Monday, January 24, 2011

Chair position adjustment and The Near Field

While it was a big improvement in audio realism to move my new listening chair from the far wall to the center of the room last year, I had some difficulty determining how far back into the room (from the speakers) to place the chair.  I ended up with a kind of compromise position.  Compared to other systems I have heard, it does not give me the widest possible separation.  I think it's just shy of 60 degrees angle between the speakers, perhaps 55 degrees.  But it is way more separation than I had been accustomed to, having previously listened only from the back of the room.

But it seemed to me that when I placed the speakers even closer to the speakers, the center image fell apart, and that was the main reason for not positioning the listening chair even closer to the speakers.

I've also had a longstanding problem with the center image (usually the lead vocal) not being exactly in the center.  When I notice the lead being off to the side in some way not intended, it bothers me a lot.  During the past year, I've found that speaker positioning to the nearest 5mm, or delay adjustments as small as 0.03 milliseconds can make a difference in center image stability.  But the best thing to insure center image stability is (1) exact chair and speaker positioning, and (2) subwoofer levels.  For some reason, the subwoofer levels have an uncanny effect on the center image.

So now that's I've got those problems "solved",  and since I am still procrastinating on doing a new Room Correction with Tact, I thought I'd look at the chair position issue again.

I tried a position about 10 inches closer to the front of the room (I define "front" as where the speakers are) than my current position.  It did have a noticeably (though not compellingly) wider stereo image.  And center image position and stability (assessed by playing Supertramp Crime of the Century) seemed OK.  But now what seems irksome is that it appears possible to "hear" the supertweeters as a distinct source.  My new much higher supertweeter levels contribute to that.

I tried fiddling with the supertweeter crossover adjustments to make it work better.  Of course, I had to increase time delay because of the angles involved.  But that wasn't enough.  I raised the crossover point.  It helped if I raised crossover up to 14.8kKz, but that still didn't make the supertweeter disappear.  16.5kHz did make the supertweeter invisible, but then I loose all the new WOW factor of my fully extended highs which I am really beginning to appreciate.

What is happening is that when I get too close to the speaker (this position was 5 feet from the panels) I start listening from something like "the near field" which tends to exaggerate highs and bass.  The room acoustics interact little and are relatively unimportant.  In some ways this is good, but most recordings and speakers aren't designed to sound good this way.

So I went back to my "old" position, or really a new "old" position that is still about 5 inches closer to the speakers than last year.  It is indicated by my ears lining up with the back edge of the largest side bookcase.
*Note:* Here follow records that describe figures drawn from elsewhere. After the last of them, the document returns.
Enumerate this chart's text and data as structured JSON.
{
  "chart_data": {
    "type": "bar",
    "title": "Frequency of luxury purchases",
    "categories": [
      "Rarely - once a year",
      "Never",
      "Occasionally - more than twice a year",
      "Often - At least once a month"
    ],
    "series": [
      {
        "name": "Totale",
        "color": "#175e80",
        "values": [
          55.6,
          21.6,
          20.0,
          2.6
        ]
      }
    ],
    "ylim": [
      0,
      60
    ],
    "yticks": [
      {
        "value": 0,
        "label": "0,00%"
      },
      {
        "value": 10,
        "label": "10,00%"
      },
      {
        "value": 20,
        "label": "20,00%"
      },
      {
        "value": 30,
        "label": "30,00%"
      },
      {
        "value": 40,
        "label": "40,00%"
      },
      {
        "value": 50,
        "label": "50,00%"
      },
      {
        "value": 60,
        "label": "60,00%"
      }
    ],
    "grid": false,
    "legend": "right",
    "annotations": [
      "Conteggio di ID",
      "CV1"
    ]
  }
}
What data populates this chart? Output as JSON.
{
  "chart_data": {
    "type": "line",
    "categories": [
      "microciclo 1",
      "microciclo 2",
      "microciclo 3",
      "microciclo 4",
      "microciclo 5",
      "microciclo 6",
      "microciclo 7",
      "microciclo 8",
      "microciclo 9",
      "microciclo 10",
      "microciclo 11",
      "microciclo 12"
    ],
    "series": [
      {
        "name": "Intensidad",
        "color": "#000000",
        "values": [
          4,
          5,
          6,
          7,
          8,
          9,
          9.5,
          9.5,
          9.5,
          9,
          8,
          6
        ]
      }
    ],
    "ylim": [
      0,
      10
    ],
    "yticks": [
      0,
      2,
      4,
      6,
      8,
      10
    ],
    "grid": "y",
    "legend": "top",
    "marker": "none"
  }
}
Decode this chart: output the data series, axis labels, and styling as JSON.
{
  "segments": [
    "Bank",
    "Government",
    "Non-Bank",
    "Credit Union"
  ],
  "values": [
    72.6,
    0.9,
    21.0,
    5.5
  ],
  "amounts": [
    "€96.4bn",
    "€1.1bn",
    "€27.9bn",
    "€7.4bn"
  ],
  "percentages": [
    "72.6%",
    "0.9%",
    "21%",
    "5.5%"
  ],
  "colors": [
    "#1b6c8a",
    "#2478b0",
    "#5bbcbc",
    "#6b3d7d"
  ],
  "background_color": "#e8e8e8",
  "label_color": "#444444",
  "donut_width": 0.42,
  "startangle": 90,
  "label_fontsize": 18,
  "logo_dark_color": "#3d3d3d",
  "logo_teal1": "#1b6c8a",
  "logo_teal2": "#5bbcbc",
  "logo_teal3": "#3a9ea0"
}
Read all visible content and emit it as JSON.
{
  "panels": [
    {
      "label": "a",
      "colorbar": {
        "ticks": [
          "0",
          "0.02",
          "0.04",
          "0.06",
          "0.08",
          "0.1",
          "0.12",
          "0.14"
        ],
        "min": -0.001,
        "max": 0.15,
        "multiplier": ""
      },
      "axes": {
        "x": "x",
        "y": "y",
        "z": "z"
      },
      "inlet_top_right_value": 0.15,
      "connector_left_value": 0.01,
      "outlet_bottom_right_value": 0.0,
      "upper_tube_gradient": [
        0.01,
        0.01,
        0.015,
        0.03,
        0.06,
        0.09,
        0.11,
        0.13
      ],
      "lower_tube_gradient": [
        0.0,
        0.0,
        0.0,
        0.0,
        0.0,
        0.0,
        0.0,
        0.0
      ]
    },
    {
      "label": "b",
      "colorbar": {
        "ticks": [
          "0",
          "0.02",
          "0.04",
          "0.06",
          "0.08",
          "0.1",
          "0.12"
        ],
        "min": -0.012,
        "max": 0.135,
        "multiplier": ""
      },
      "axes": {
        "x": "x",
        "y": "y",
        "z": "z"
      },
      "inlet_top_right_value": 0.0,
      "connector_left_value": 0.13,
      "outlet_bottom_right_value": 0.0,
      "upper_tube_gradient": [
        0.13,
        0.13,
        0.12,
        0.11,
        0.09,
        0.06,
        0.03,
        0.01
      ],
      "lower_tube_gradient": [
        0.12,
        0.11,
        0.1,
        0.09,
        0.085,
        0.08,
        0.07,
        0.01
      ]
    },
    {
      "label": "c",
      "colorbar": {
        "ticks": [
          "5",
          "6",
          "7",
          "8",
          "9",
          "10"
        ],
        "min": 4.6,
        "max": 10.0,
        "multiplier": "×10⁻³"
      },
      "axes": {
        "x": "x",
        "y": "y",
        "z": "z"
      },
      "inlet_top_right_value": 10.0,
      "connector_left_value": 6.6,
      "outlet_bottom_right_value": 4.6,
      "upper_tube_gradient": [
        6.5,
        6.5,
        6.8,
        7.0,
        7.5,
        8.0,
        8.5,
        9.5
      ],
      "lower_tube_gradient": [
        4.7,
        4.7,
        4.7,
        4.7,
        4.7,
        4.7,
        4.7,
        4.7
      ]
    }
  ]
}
This is about 6 feet back from the speakers.  Last year I had my ears line up with the forward edge of the next bookcase.

Now I have completed the preliminaries to Room Correction.  I have set up low and high frequency crossovers and chosen a listening position.  System is sounding very good even without correction, though slightly weak in the 100-500Hz region, lumpy in the deep bass around 45Hz, and just a little too prominent in the upper highs starting at 10K.  Those are exactly the kinds of issues that can be solved with room correction.  What my RCS 2.0 system cannot do is set up the crossover optimally, but that work is now done, at least good enough for this time around.